The AI industry is increasingly shifting towards generative AI models with extended context capabilities. However, models that support larger context windows are often computationally demanding. Or Dagan, the product lead at AI startup AI21 Labs, believes that this challenge can be overcome, and his company is set to demonstrate this with the launch of their innovative generative model.
In the realm of AI, contexts, or context windows, refer to the input information (like text) that a model considers before generating output (additional text). Models with shorter context windows often struggle to retain details from even recent interactions. In contrast, those with longer contexts can maintain a richer understanding of ongoing conversations, effectively enhancing the coherence of the output generated.
AI21 Labs has introduced Jamba, a powerful text generation and analysis model that offers capabilities similar to those of OpenAI's ChatGPT and Google's Gemini. Trained using a blend of public and proprietary datasets, Jamba is proficient in crafting text in English, French, Spanish, and Portuguese.
Notably, Jamba can manage up to 140,000 tokens while operating on a single GPU equipped with at least 80GB of memory, such as a high-performance Nvidia A100. This capacity equates to approximately 105,000 words, or about 210 pages, which is akin to a substantial novel.
For comparison, Meta’s Llama 2 features a context window of roughly 4,000 tokens, which is relatively modest by contemporary standards but only demands around 12GB of GPU memory for operation. Context windows are typically quantified in tokens, representing basic units of text and data.
At first glance, Jamba may not seem particularly remarkable given the plethora of available generative AI models, including Databricks’ DBRX and Llama 2. However, the true distinction of Jamba lies in its underlying architecture, which combines two innovative structures: transformers and state space models (SSMs).
Transformers, favored for their effectiveness in complex reasoning tasks, drive advanced models like GPT-4 and Google’s Gemini. The standout feature of transformers is their “attention mechanism,” which evaluates the importance of each input data piece (such as a sentence) in relation to one another, enabling coherent output generation.
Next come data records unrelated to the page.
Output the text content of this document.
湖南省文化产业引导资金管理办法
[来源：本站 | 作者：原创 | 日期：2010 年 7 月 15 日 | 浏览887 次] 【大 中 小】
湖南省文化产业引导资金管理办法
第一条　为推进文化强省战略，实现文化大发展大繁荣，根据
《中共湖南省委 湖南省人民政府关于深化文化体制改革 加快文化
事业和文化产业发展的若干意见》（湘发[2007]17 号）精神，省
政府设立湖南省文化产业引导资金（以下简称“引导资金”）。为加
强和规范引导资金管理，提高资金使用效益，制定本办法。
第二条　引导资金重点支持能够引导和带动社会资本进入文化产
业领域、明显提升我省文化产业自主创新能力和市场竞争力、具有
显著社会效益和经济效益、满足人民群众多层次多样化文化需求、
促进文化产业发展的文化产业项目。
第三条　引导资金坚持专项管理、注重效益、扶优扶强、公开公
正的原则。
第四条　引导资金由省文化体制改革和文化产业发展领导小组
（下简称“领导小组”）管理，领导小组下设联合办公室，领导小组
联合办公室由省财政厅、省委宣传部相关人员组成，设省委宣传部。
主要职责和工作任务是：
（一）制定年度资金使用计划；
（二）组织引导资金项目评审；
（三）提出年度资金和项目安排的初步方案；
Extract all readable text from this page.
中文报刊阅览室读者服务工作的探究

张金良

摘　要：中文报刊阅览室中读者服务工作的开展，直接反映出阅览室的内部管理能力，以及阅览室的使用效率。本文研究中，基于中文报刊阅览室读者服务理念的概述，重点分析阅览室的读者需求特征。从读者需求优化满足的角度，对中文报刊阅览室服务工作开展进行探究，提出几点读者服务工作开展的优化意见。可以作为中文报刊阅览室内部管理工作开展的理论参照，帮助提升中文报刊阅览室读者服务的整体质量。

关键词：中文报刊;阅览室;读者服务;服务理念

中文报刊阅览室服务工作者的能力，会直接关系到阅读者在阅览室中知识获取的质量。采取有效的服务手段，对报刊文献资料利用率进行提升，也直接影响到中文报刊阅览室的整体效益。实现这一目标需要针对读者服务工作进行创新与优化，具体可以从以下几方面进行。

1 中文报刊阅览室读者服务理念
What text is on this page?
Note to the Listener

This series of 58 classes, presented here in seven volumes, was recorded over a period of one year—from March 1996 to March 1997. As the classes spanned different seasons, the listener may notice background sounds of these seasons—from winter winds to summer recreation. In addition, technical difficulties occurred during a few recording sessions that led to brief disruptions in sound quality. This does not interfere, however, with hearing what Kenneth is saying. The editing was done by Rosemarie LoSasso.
Conversely, SSMs incorporate beneficial elements from older AI models, such as recurrent neural networks and convolutional neural networks, resulting in a more efficient architecture suited for processing longer data sequences.
While SSMs have some limitations, early examples, including the open-source Mamba model developed by researchers from Princeton and Carnegie Mellon, can handle larger inputs than their transformer-based counterparts while excelling in language generation.
Jamba integrates Mamba as a foundational component, and Dagan claims it achieves three times the throughput for long contexts compared to similarly sized transformer models.
“This release marks the first commercial-grade, production-scale model built on this innovative architecture,” Dagan stated in an interview. “Beyond its research implications, this architecture offers remarkable efficiency and throughput potential.”
Though Jamba is available under the Apache 2.0 license—an open-source license with minimal restrictions—Dagan emphasizes that it is primarily a research release, not yet fit for commercial use. The model currently lacks safeguards against generating harmful content or managing biases, but a refined, safer version is expected within weeks.
Dagan remains confident in Jamba's potential, highlighting its combination of substantial size and groundbreaking architecture, making it adaptable for a single GPU setup. “We anticipate performance will enhance as Mamba receives further optimization,” he added.
In summary, AI21 Labs’ Jamba represents a significant stride in generative AI technology, showcasing the potential of SSM models for better performance and efficiency while inviting further exploration in the AI research community.